El domingo pasado llegó Miguel con su mochila al hombro a mi casa... me preguntaba qué traía en ella. Domingo no es día de mochila para él, es viernes.
Abrió el artículo contenedor y de él sacó... una cacerola. Un día antes habíamos andado buscando una cacerola triple b (buena, bonita y -sobre todo- barata) y nada, solo encontramos una que me enamoró por su precio: tres dólares... la Tienda Morena es lo mejor para mí.

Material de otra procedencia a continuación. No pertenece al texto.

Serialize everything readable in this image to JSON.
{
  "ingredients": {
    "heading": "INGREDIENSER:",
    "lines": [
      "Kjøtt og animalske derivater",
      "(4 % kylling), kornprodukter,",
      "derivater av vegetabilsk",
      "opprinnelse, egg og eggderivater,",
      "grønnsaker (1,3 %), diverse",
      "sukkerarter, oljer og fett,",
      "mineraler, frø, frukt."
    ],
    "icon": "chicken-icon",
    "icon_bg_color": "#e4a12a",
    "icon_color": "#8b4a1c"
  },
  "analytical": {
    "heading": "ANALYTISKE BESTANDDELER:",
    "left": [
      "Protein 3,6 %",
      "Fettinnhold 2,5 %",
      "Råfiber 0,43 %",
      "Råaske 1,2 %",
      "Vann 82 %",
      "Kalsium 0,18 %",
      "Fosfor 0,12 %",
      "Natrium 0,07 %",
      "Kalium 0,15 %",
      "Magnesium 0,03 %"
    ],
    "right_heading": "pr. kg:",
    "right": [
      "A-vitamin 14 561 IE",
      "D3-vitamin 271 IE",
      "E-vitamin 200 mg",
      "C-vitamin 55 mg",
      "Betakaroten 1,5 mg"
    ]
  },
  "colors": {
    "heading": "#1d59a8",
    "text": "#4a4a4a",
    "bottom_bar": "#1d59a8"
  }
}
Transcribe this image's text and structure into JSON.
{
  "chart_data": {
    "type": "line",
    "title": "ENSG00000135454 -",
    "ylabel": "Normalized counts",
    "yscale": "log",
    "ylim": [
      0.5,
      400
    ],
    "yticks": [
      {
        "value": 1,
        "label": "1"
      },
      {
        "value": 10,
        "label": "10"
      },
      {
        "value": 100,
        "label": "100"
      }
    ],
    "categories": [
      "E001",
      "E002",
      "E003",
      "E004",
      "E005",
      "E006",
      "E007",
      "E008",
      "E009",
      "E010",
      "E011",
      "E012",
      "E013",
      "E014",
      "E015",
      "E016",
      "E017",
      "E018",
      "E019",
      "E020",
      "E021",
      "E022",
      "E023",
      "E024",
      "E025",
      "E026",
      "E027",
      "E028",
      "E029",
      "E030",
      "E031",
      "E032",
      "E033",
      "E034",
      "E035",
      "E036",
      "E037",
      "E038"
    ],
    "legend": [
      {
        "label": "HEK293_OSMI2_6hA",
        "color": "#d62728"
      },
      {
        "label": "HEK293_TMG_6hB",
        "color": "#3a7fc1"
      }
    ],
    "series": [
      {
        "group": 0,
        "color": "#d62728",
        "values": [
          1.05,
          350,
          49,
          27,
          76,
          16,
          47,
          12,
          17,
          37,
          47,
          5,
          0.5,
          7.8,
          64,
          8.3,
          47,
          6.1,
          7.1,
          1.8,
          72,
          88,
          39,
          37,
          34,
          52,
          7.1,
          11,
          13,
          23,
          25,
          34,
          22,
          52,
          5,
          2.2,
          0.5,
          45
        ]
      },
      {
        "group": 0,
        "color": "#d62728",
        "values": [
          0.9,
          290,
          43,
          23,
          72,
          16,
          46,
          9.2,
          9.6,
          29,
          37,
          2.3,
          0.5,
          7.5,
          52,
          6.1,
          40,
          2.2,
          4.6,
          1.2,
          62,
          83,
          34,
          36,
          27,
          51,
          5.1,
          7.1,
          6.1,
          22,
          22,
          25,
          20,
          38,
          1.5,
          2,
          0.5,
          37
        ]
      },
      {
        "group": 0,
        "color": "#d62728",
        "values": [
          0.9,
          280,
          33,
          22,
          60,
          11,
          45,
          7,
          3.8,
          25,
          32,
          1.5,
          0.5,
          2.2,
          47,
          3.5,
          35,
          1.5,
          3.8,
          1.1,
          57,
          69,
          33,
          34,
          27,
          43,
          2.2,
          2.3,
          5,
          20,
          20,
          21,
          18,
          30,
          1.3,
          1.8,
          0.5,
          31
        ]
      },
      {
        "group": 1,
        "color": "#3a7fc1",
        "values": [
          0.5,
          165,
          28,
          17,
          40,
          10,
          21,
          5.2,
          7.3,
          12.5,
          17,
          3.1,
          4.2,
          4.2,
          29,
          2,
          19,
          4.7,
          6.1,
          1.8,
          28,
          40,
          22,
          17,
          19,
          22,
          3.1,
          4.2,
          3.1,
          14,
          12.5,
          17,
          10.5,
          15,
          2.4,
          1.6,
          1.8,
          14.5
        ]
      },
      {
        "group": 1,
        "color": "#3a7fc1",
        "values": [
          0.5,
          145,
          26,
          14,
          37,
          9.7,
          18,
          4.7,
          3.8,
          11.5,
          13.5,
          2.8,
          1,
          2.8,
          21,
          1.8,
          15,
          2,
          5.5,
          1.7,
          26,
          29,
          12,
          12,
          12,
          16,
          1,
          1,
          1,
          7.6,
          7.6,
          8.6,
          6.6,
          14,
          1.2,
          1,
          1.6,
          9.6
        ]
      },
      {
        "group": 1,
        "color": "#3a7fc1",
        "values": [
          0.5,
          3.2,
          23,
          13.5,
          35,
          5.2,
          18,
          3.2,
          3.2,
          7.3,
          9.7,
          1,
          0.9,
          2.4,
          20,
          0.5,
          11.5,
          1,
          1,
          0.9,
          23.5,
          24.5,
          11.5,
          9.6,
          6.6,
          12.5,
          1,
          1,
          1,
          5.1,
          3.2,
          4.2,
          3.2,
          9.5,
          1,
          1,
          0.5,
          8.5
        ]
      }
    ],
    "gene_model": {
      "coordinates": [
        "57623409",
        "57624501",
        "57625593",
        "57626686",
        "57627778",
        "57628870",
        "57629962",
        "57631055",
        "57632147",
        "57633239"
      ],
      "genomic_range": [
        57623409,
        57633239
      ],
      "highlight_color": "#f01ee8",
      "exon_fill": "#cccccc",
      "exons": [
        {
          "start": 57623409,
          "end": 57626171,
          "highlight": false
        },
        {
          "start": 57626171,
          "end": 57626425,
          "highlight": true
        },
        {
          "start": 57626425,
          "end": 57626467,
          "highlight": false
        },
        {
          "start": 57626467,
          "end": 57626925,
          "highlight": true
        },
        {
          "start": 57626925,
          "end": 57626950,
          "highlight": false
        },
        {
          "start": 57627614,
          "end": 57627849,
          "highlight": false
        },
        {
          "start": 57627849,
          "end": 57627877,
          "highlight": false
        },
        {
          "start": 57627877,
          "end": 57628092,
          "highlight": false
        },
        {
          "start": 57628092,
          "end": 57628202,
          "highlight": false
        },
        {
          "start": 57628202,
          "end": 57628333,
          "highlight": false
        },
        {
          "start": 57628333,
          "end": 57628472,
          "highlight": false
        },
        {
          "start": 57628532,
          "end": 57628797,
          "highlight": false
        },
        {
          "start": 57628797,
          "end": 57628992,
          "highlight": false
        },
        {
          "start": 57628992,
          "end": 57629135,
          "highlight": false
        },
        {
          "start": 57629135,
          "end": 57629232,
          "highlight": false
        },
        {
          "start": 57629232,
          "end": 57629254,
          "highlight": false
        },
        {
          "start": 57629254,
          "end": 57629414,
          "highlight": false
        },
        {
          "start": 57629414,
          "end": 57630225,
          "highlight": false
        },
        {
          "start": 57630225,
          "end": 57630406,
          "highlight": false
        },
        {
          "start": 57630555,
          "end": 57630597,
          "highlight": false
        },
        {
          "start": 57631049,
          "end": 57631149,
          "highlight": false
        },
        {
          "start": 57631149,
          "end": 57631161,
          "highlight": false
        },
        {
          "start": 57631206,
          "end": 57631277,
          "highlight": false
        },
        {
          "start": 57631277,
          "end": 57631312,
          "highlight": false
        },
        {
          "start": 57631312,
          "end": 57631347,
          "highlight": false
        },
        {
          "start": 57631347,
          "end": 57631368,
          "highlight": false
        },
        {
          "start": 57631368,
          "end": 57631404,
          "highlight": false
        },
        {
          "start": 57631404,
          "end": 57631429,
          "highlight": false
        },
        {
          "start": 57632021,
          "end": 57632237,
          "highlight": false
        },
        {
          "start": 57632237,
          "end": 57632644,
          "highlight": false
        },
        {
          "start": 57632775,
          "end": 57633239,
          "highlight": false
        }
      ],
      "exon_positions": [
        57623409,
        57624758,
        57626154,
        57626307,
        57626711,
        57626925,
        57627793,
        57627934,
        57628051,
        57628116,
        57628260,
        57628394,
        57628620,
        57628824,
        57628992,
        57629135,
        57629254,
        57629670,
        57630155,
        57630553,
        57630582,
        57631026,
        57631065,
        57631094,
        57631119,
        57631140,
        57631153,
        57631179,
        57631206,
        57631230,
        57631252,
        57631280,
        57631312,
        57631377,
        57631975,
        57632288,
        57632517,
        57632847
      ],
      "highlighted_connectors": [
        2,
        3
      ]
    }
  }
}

Sin embargo, nos quedamos con la sensación de que nos faltaba una cacerola extra en la casa, pasé tres meses haciendo malabares con una sola sarten, no se imaginan lo estresante que es tratar de armar un almuerzo o desayuno decente con una sola sarten.
Miguel sacó aquella cacerola, es grande, contundente y hecha de barro negro. La compró - me contó - hace como unos tres o cuatro años atrás en un pueblo de oriente del país (no logro recordar dónde) y había estado guardada en su casa, refugiada de la posibilidad de ser quebrada por alguno de sus hijos. Hoy vivirá en mi hogar.
Como mi intensión es cocinar todos los días para comer sano ahí me tenían... preparando mi almuerzo del lunes: pollo con piña y salsa de mandarina... quedó rico.
El artefacto para cocinar es bueno: tiene buen rito de cocción y además no se calienta su mango.
Esta mañana estaba preparando mi almuerzo de hoy cuando pensé que (debido a los últimos sobresaltos nocturnos, debido a un par de balaceras escuchadas últimamente) también sería un excelente escudo y arma de defensa personal.
En serio... alguien haga algo con mi paranoia. En serio.